Britain’s top investment banks have been urged by campaigners to stop being “elitist” and hire more staff from diverse backgrounds.

They have called for City firms to take candidates from less privileged families who do not have expensive suits or posh accents.

It comes after a report found recruitment in the industry “set up barriers for individuals from non-privileged backgrounds” and favour graduates who have wealthy or famous parents or attended private schools.

The study by the Social Mobility Commission said people with first-class degrees are being “locked out” from jobs if they wear brown shoes, look uncomfortable in a suit or have the wrong “aura”.

One British-Asian finance worker in London, who wished to remain anonymous, told Eastern Eye that promotion is hard for ethnic minorities from low income backgrounds.

She said: “The finance sector do hire a lot of Asians, however the chances for a promotion are always slim.

“Even if I go out to build a rapport with senior colleagues, give them a chance to know me better, I still won’t be able to make the impression they’re looking for. Because I don’t drink, I’ll be excluded from social events.

“Regardless of who is more capable of doing the job doesn’t doesn’t always hold as much importance as it should.

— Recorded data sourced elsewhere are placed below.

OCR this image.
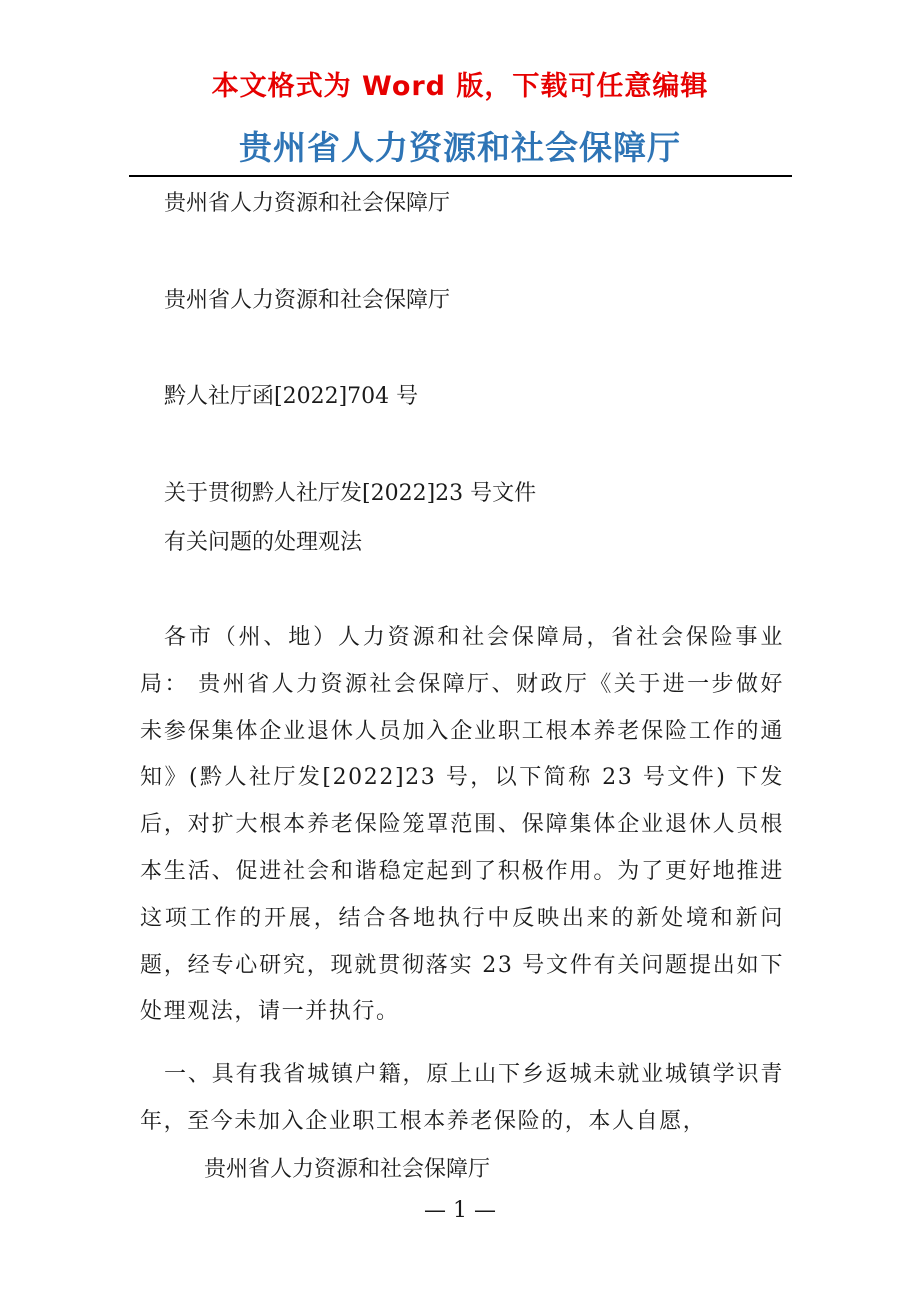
本文格式为 Word 版，下载可任意编辑
贵州省人力资源和社会保障厅
贵州省人力资源和社会保障厅
贵州省人力资源和社会保障厅
黔人社厅函[2022]704 号
关于贯彻黔人社厅发[2022]23 号文件
有关问题的处理观法

各市（州、地）人力资源和社会保障局，省社会保险事业局： 贵州省人力资源社会保障厅、财政厅《关于进一步做好未参保集体企业退休人员加入企业职工根本养老保险工作的通知》(黔人社厅发[2022]23 号，以下简称 23 号文件) 下发后，对扩大根本养老保险笼罩范围、保障集体企业退休人员根本生活、促进社会和谐稳定起到了积极作用。为了更好地推进这项工作的开展，结合各地执行中反映出来的新处境和新问题，经专心研究，现就贯彻落实 23 号文件有关问题提出如下处理观法，请一并执行。

一、具有我省城镇户籍，原上山下乡返城未就业城镇学识青年，至今未加入企业职工根本养老保险的，本人自愿，

贵州省人力资源和社会保障厅
— 1 —
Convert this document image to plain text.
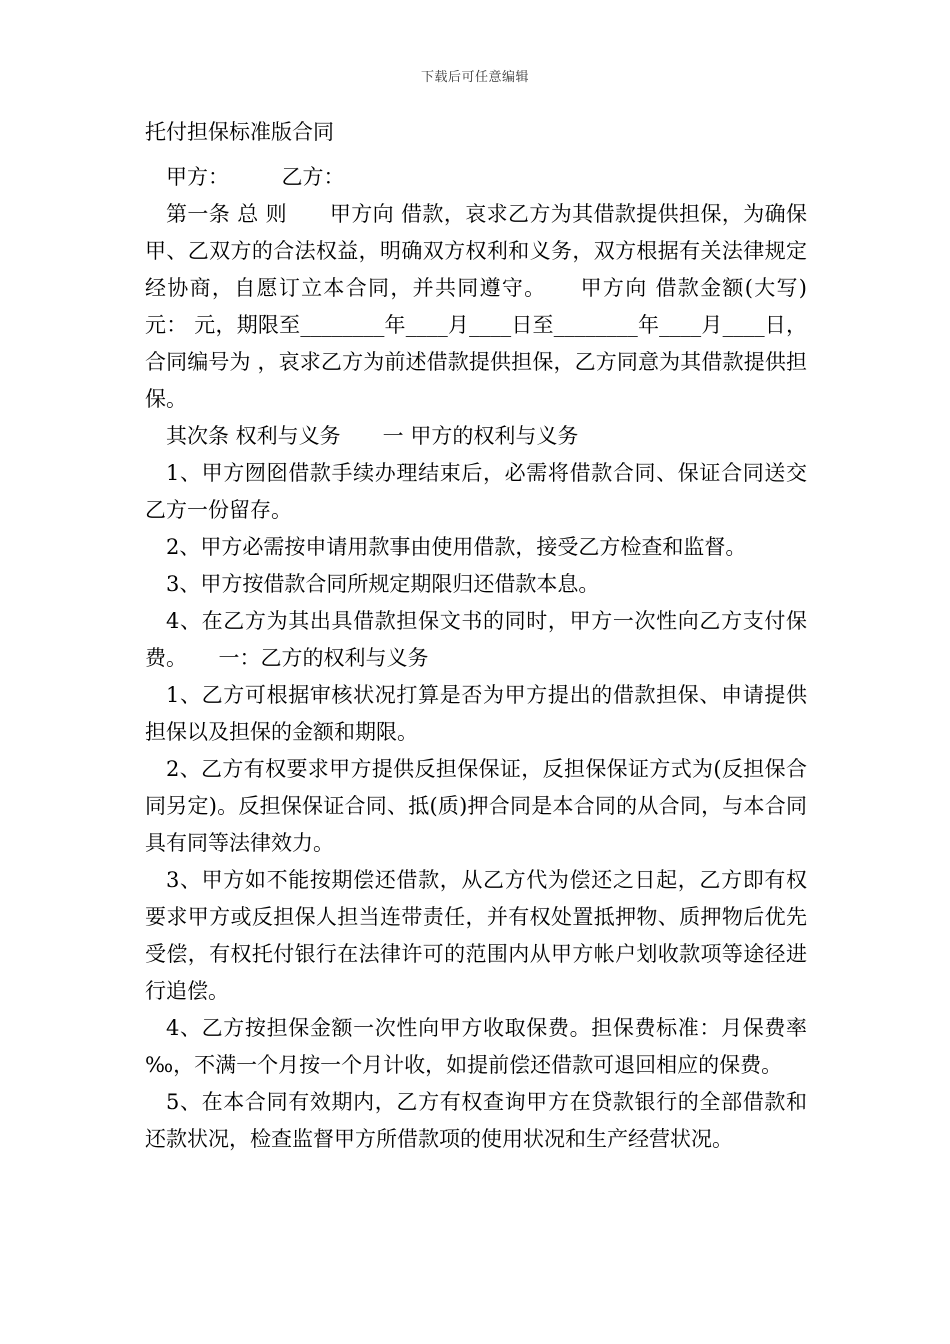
下载后可任意编辑

托付担保标准版合同

甲方：　　　乙方：

第一条 总 则　　甲方向 借款，哀求乙方为其借款提供担保，为确保甲、乙双方的合法权益，明确双方权利和义务，双方根据有关法律规定经协商，自愿订立本合同，并共同遵守。　　甲方向 借款金额(大写) 元： 元，期限至________年____月____日至________年____月____日，合同编号为 ，哀求乙方为前述借款提供担保，乙方同意为其借款提供担保。

其次条 权利与义务　　一 甲方的权利与义务

1、甲方囫囵借款手续办理结束后，必需将借款合同、保证合同送交乙方一份留存。

2、甲方必需按申请用款事由使用借款，接受乙方检查和监督。

3、甲方按借款合同所规定期限归还借款本息。

4、在乙方为其出具借款担保文书的同时，甲方一次性向乙方支付保费。　　一：乙方的权利与义务

1、乙方可根据审核状况打算是否为甲方提出的借款担保、申请提供担保以及担保的金额和期限。

2、乙方有权要求甲方提供反担保保证，反担保保证方式为(反担保合同另定)。反担保保证合同、抵(质)押合同是本合同的从合同，与本合同具有同等法律效力。

3、甲方如不能按期偿还借款，从乙方代为偿还之日起，乙方即有权要求甲方或反担保人担当连带责任，并有权处置抵押物、质押物后优先受偿，有权托付银行在法律许可的范围内从甲方帐户划收款项等途径进行追偿。

4、乙方按担保金额一次性向甲方收取保费。担保费标准：月保费率 ‰，不满一个月按一个月计收，如提前偿还借款可退回相应的保费。

5、在本合同有效期内，乙方有权查询甲方在贷款银行的全部借款和还款状况，检查监督甲方所借款项的使用状况和生产经营状况。
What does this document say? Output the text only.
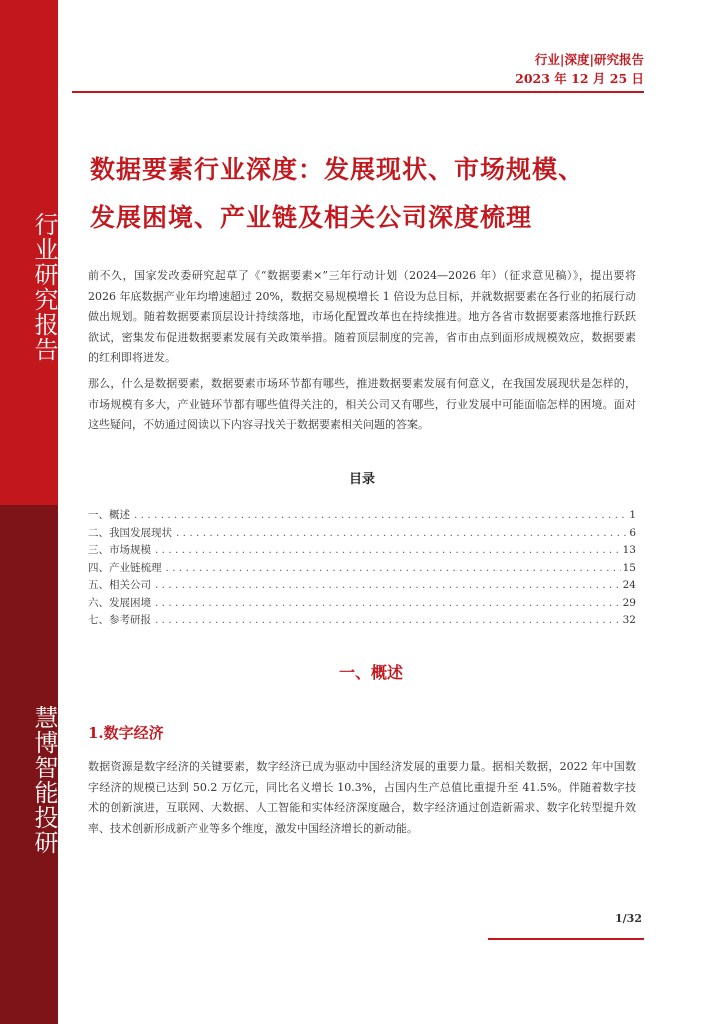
行业研究报告
慧博智能投研
行业|深度|研究报告
2023 年 12 月 25 日
数据要素行业深度：发展现状、市场规模、
发展困境、产业链及相关公司深度梳理
前不久，国家发改委研究起草了《“数据要素×”三年行动计划（2024—2026 年）（征求意见稿）》，提出要将 2026 年底数据产业年均增速超过 20%，数据交易规模增长 1 倍设为总目标，并就数据要素在各行业的拓展行动做出规划。随着数据要素顶层设计持续落地，市场化配置改革也在持续推进。地方各省市数据要素落地推行跃跃欲试，密集发布促进数据要素发展有关政策举措。随着顶层制度的完善，省市由点到面形成规模效应，数据要素的红利即将迸发。
那么，什么是数据要素，数据要素市场环节都有哪些，推进数据要素发展有何意义，在我国发展现状是怎样的，市场规模有多大，产业链环节都有哪些值得关注的，相关公司又有哪些，行业发展中可能面临怎样的困境。面对这些疑问，不妨通过阅读以下内容寻找关于数据要素相关问题的答案。
目录
一、概述 . . .	1
二、我国发展现状 . . .	6
三、市场规模 . . .	13
四、产业链梳理 . . .	15
五、相关公司 . . .	24
六、发展困境 . . .	29
七、参考研报 . . .	32
一、概述
1.数字经济
数据资源是数字经济的关键要素，数字经济已成为驱动中国经济发展的重要力量。据相关数据，2022 年中国数字经济的规模已达到 50.2 万亿元，同比名义增长 10.3%，占国内生产总值比重提升至 41.5%。伴随着数字技术的创新演进，互联网、大数据、人工智能和实体经济深度融合，数字经济通过创造新需求、数字化转型提升效率、技术创新形成新产业等多个维度，激发中国经济增长的新动能。
1/32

“People from low income backgrounds can’t always afford to be suited and booted. Especially if you come from a more deprived background where having a roof on your head is the priority – the job is a means of keeping that roof.”

The Socio-Economic Diversity in Life Sciences and Investment Banking report, published last week, said 34 per cent of new entrants to banking attended a fee-paying school, rising to almost 70 per cent in the private equity sector.

And over 50 per cent of bank bosses in the UK were educated privately, while 65 per cent of employees went to a fee-paying school and Oxford University.

One interviewee told the report’s researchers it was easy to spot candidates from non-privileged backgrounds.

“From my experience [they] … don’t have a haircut… their suit’s always too big… they don’t know which tie to wear.”

Grace Mehanna, campaign director for the Business in the Community group, told Eastern Eye: “If investment banks are interested in keeping up with a changing world, then their recruitment methods need to catch up.

“This means advertising their roles to a broad base of applicants, being more transparent about their criteria for selection and ensuring that young people are not excluded on the basis of the way they look, their postcode, informal networks or lack of previous experience.

“Businesses have a responsibility to break down barriers to recruitment, but also to take a long-term holistic approach to social mobility, starting with inspiring young people while they are in education to understand the opportunities in the world of work and how to access them.”

Charlotte Sweeney is Harvard University’s Global Leadership award winner and has written a guide called Inclusive Leadership, which is out this month.

The diversity expert told Eastern Eye that companies should focus on the talent of potential workers rather than just their A-level grades and degree.

“As someone who left school at the age of 16 in Yorkshire and progressed to a senior position in investment banking, the examples shared are all too true – even 25 years after leaving school, it was an issue for some that I hadn’t been to university.

“I have seen numerous examples where intern opportunities were given to client’s children rather than broadening the search for potential future talent – this is where the elitist network plays a part.

“Many banks continue to focus their graduate recruitment energies on the top universities within the country. There has been an increased focus on engaging with Russell Group universities, which include Leeds, York, Manchester and Sheffield, but more needs to be done.

“Investment banks should monitor where they are hiring the graduates from, as well as their performance once in role.”

In July, 72 City firms signed up to a charter to link bonuses to the appointment of senior women and pledged to set targets for gender diversity in management, publish progress reports annually and hire an executive to take charge of their strategy.

The move came after a survey in 2015 found that workplace diversity was rated as “important” or “very important” by 59 per cent of investment bankers.

At the bottom of the list were insurance sector staff with 39 per cent rating diversity as “important”, according to recruiters Astbury Marsden.

The British Banking Association said firms are improving recruitment. A spokesman said: “The banking industry has made significant strides to improve social mobility at all levels but recognises that we can’t afford to be complacent.”